La abogada leyó en voz alta e hizo firmar unos documentos a los dueños de casa. Minutos después, dejó la carpeta sobre la mesa y miró al niño con dulzura.

—¡Yo soy Mariel, amiguito! —susurró y se señaló la mejilla—. Yo... Mariel.

Enseguida, los dos hombres se pusieron frente al niño y se presentaron.

—Yo... Pedro —exclamó el primero, tocándose el pecho con la mano abierta.

—Yo... Rodolfo —sonrió el segundo, mientras hacía lo mismo.
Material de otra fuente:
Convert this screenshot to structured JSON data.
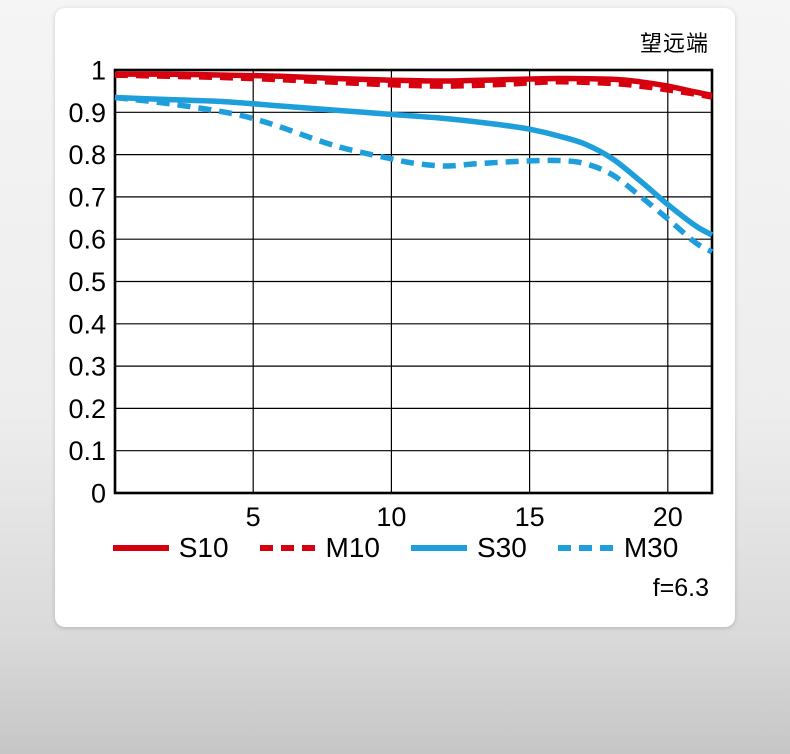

Los hombres y la mujer se quedaron en silencio, contemplando a una criatura indefensa que no terminaba de comprender lo que ocurría. Pero cuando esos tres desconocidos comenzaban a buscar algún otro modo de comunicarse, el niño alzó los ojos hacia ellos y se señaló el corazón.

—¡Umbutu! —dijo a media voz.

Los bomberos se inclinaron hacia él hasta que las tres miradas estuvieron a la misma altura. Luego, Pedro hizo tres movimientos mientras pronunciaba tres palabras.
Primero, se tocó el pecho. Luego, el mentón. Por último, señaló al niño.

—Yo... te... quiero —dijo, mostrándole una enorme sonrisa.

Y así fue que, una vez más, el amor venció al miedo.


De Tejiendo otro nido, Progreso, México, 2011. Puesto en línea en octubre de 2020, con la autorización del autor.